Pomimo wątpliwości Maciej postanowił sprawdzić, jak to działa, tym bardziej że
demonstrację wliczono w koszty warsztatów. Po południu wszyscy uczestnicy leżeli
więc w największej sali ośrodka, uważnie słuchając wskazówek mistrza. Musieli
mieć do niego pełne zaufanie, zwłaszcza po opowieściach, jak to w trakcie źle
prowadzonych sesji zdarzały się wypadki definitywnego oddzielenia duszy od
ciała. Po kilkunastu minutach zdarzyło się coś, co monitorujący sesję riberter
uznał za największą wpadkę w swojej karierze zawodowej. Oto Maciej poczuł nagle
ból głowy. Przez chwilę to lekceważył, potem walczył z tym, ale wkrótce nie
wytrzymał: zaczął jęczeć, a po kolejnej minucie krzyczeć. Zajęcia trzeba było
przerwać, a Macieja najpierw nakarmiono końską dawką środków przeciwbólowych i
uspokajających, a potem zawieziono karetką do szpitala. Po kilku godzinach
przeszła mu ostra faza, ale dopiero po tygodniu nadawał się ponownie do życia.
Warsztaty nie zostały przerwane, ale Maciej tam już oczywiście nie wrócił.
Mimo panującej w tych latach tendencji Maciej nie wymienił dyplomu na chałtury,
ukończył studia porządnie, a nawet w terminie, zdobył dyplom z wyróżnieniem i
dopiero wtedy oddalił się od fizyki.
Luksusy i stabilizacja życiowa nie pociągały go w najmniejszym stopniu, miał
natomiast poczucie, że musi się jak najwięcej dowiedzieć o otaczającym świecie.
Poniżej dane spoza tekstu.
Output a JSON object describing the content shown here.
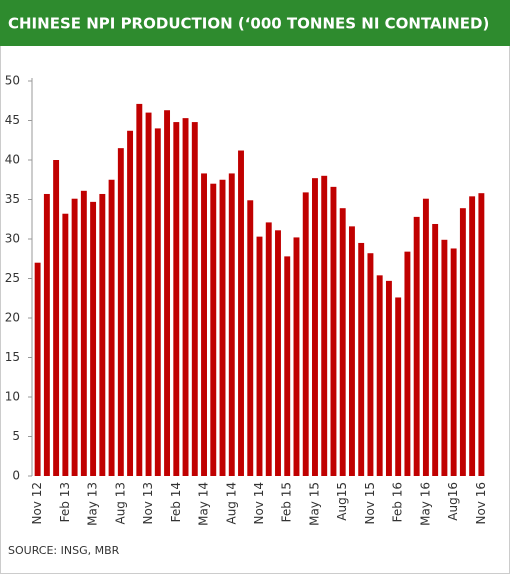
{
  "chart_data": {
    "type": "bar",
    "title": "CHINESE NPI PRODUCTION (‘000 TONNES NI CONTAINED)",
    "source": "SOURCE: INSG, MBR",
    "color": "#c00000",
    "categories": [
      "Nov 12",
      null,
      null,
      "Feb 13",
      null,
      null,
      "May 13",
      null,
      null,
      "Aug 13",
      null,
      null,
      "Nov 13",
      null,
      null,
      "Feb 14",
      null,
      null,
      "May 14",
      null,
      null,
      "Aug 14",
      null,
      null,
      "Nov 14",
      null,
      null,
      "Feb 15",
      null,
      null,
      "May 15",
      null,
      null,
      "Aug15",
      null,
      null,
      "Nov 15",
      null,
      null,
      "Feb 16",
      null,
      null,
      "May 16",
      null,
      null,
      "Aug16",
      null,
      null,
      "Nov 16"
    ],
    "values": [
      27,
      35.7,
      40,
      33.2,
      35.1,
      36.1,
      34.7,
      35.7,
      37.5,
      41.5,
      43.7,
      47.1,
      46,
      44,
      46.3,
      44.8,
      45.3,
      44.8,
      38.3,
      37,
      37.5,
      38.3,
      41.2,
      34.9,
      30.3,
      32.1,
      31.1,
      27.8,
      30.2,
      35.9,
      37.7,
      38,
      36.6,
      33.9,
      31.6,
      29.5,
      28.2,
      25.4,
      24.7,
      22.6,
      28.4,
      32.8,
      35.1,
      31.9,
      29.9,
      28.8,
      33.9,
      35.4,
      35.8
    ],
    "ylim": [
      0,
      50
    ],
    "yticks": [
      0,
      5,
      10,
      15,
      20,
      25,
      30,
      35,
      40,
      45,
      50
    ]
  }
}
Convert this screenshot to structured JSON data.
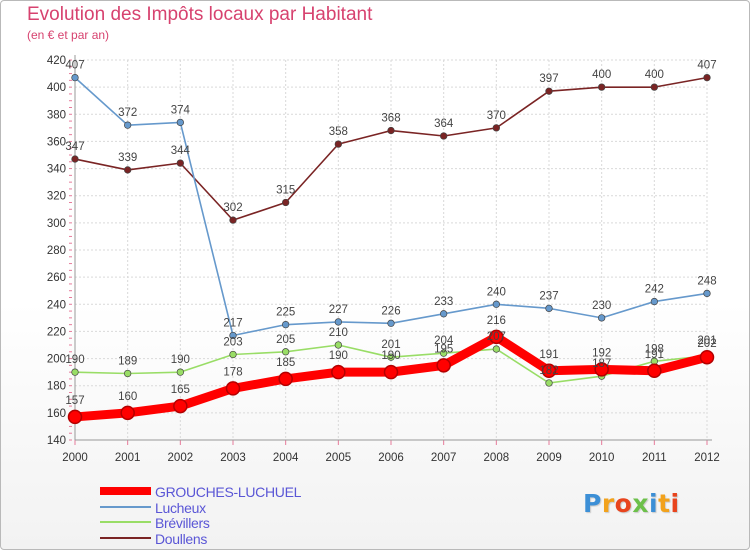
{
  "title": "Evolution des Impôts locaux par Habitant",
  "subtitle": "(en € et par an)",
  "logo": {
    "text": "Proxiti",
    "letter_colors": [
      "#3c8fd6",
      "#f2a21c",
      "#e8441d",
      "#6cc04a",
      "#3c8fd6",
      "#f2a21c",
      "#e8441d"
    ]
  },
  "chart_data": {
    "type": "line",
    "title": "Evolution des Impôts locaux par Habitant",
    "subtitle": "(en € et par an)",
    "x": [
      "2000",
      "2001",
      "2002",
      "2003",
      "2004",
      "2005",
      "2006",
      "2007",
      "2008",
      "2009",
      "2010",
      "2011",
      "2012"
    ],
    "ylim": [
      140,
      420
    ],
    "yticks": [
      140,
      160,
      180,
      200,
      220,
      240,
      260,
      280,
      300,
      320,
      340,
      360,
      380,
      400,
      420
    ],
    "grid": true,
    "legend_position": "bottom-left",
    "series": [
      {
        "name": "Doullens",
        "color": "#7a2424",
        "values": [
          347,
          339,
          344,
          302,
          315,
          358,
          368,
          364,
          370,
          397,
          400,
          400,
          407
        ],
        "labels": [
          "347",
          "339",
          "344",
          "302",
          "315",
          "358",
          "368",
          "364",
          "370",
          "397",
          "400",
          "400",
          "407"
        ]
      },
      {
        "name": "Lucheux",
        "color": "#6699cc",
        "values": [
          407,
          372,
          374,
          217,
          225,
          227,
          226,
          233,
          240,
          237,
          230,
          242,
          248
        ],
        "labels": [
          "407",
          "372",
          "374",
          "217",
          "225",
          "227",
          "226",
          "233",
          "240",
          "237",
          "230",
          "242",
          "248"
        ]
      },
      {
        "name": "Brévillers",
        "color": "#99dd66",
        "values": [
          190,
          189,
          190,
          203,
          205,
          210,
          201,
          204,
          207,
          182,
          187,
          198,
          202
        ],
        "labels": [
          "190",
          "189",
          "190",
          "203",
          "205",
          "210",
          "201",
          "204",
          "207",
          "182",
          "187",
          "198",
          "202"
        ]
      },
      {
        "name": "GROUCHES-LUCHUEL",
        "color": "#ff0000",
        "values": [
          157,
          160,
          165,
          178,
          185,
          190,
          190,
          195,
          216,
          191,
          192,
          191,
          201
        ],
        "labels": [
          "157",
          "160",
          "165",
          "178",
          "185",
          "190",
          "190",
          "195",
          "216",
          "191",
          "192",
          "191",
          "201"
        ]
      }
    ]
  },
  "legend": [
    {
      "label": "GROUCHES-LUCHUEL",
      "color": "#ff0000",
      "thickness": 8
    },
    {
      "label": "Lucheux",
      "color": "#6699cc",
      "thickness": 2
    },
    {
      "label": "Brévillers",
      "color": "#99dd66",
      "thickness": 2
    },
    {
      "label": "Doullens",
      "color": "#7a2424",
      "thickness": 2
    }
  ]
}
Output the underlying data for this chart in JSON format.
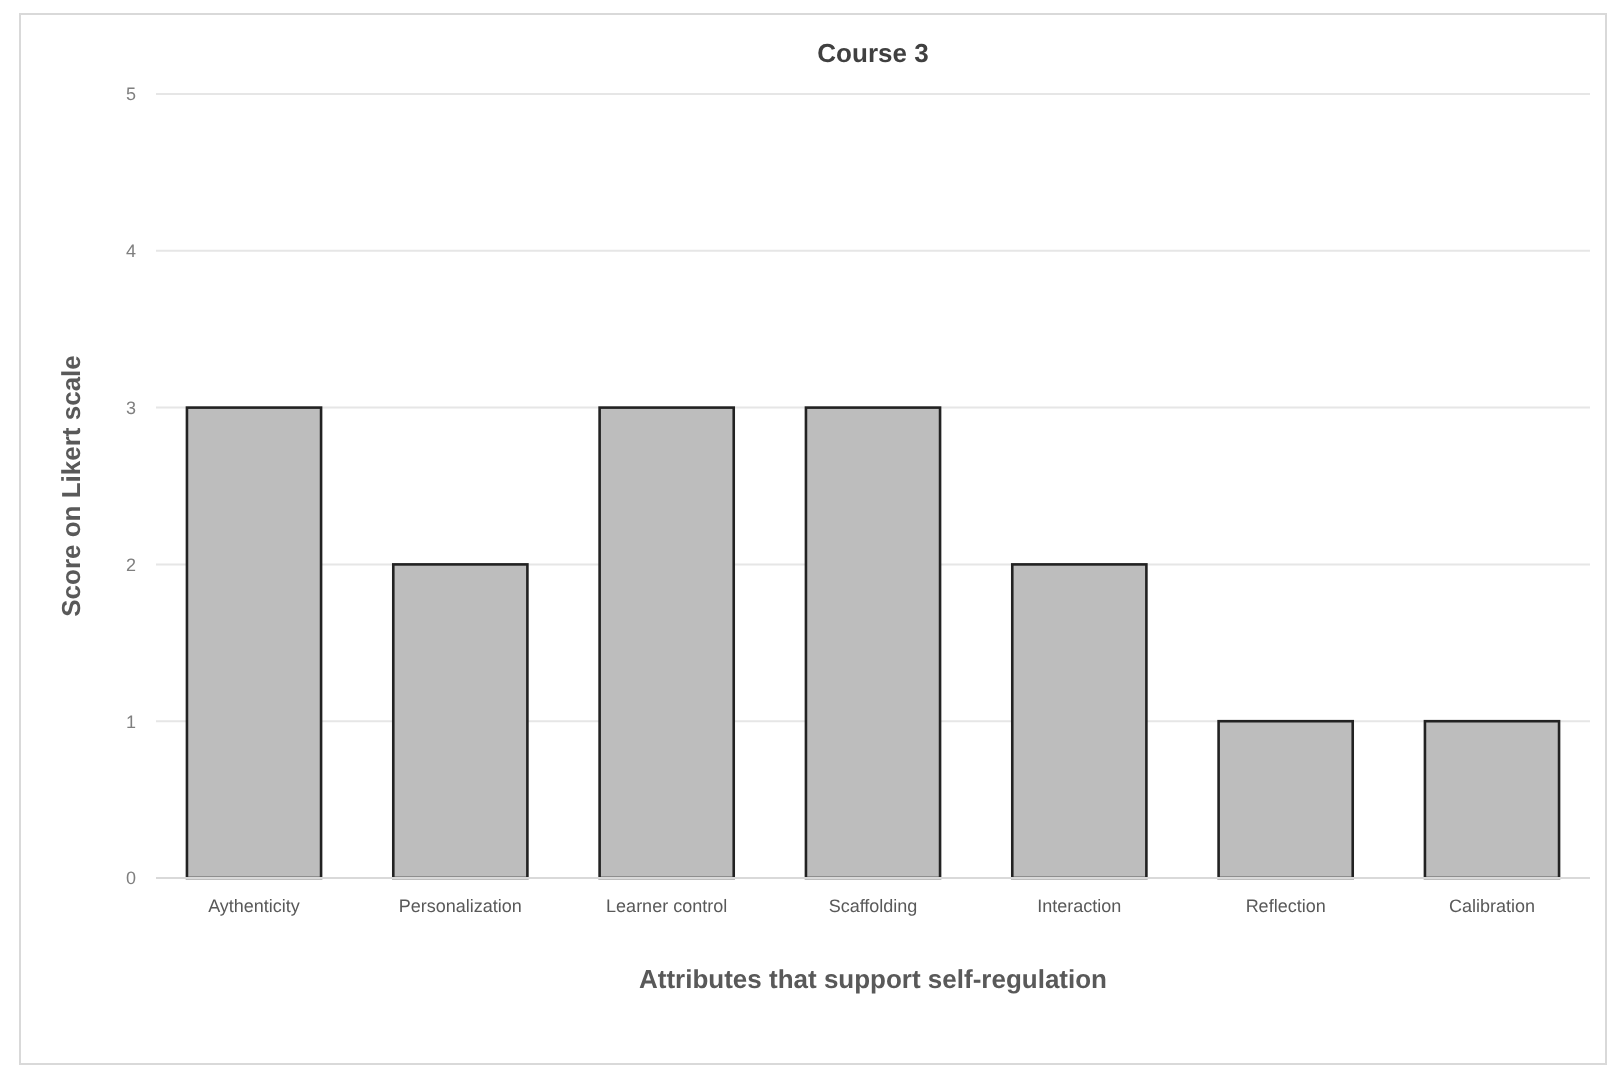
{
  "chart_data": {
    "type": "bar",
    "title": "Course 3",
    "xlabel": "Attributes that support self-regulation",
    "ylabel": "Score on Likert scale",
    "categories": [
      "Aythenticity",
      "Personalization",
      "Learner control",
      "Scaffolding",
      "Interaction",
      "Reflection",
      "Calibration"
    ],
    "values": [
      3,
      2,
      3,
      3,
      2,
      1,
      1
    ],
    "color": "#bdbdbd",
    "ylim": [
      0,
      5
    ],
    "yticks": [
      0,
      1,
      2,
      3,
      4,
      5
    ],
    "grid": "y"
  }
}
Mimo braku zaangażowania, a może właśnie dlatego, dorobił się nieźle
prosperującej firmy, z której dochody przeznaczał na podróże; jednocześnie był
lubianym dziennikarzem i eseistą.
Pewnego razu Maciej został zaproszony na przyjęcie z okazji rozpoczęcia
działalności nowej firmy. Poszedł tam w podwójnej roli - jako dziennikarz i
potencjalny kontrahent. Tam właśnie spotkał młodą kobietę, która nagle go
niezmiernie zainteresowała. Ponieważ było to imponujące przyjęcie z muzyką i
tańcami, bez trudu zawarł z nią znajomość.
Ewa pracowała w agencji towarzyskiej. Na przyjęcie została po prostu wynajęta,
ale nikt nie chciał robić Maciejowi przykrości, a następnego dnia było już za
późno na ostrzeżenie. Właściwie nie można powiedzieć, że Maciej zakochał się w
Ewie - raczej się z nią zaprzyjaźnił. Okazała się jedyną znaną mu osobą, z którą
lubił rozmawiać. Z początku trochę go martwiło, że Ewa sypia z wieloma klientami
agencji, ale przestał o tym myśleć. Szybko zorientował się, że urodą, kulturą,
inteligencją i sprytem bije na głowę wszystkie swoje koleżanki; co więcej, w
praktyce kieruje całą firmą, umiejętnie manipulując szefami. Miała zresztą rację
twierdząc, że bez jej talentów agencja by zbankrutowała.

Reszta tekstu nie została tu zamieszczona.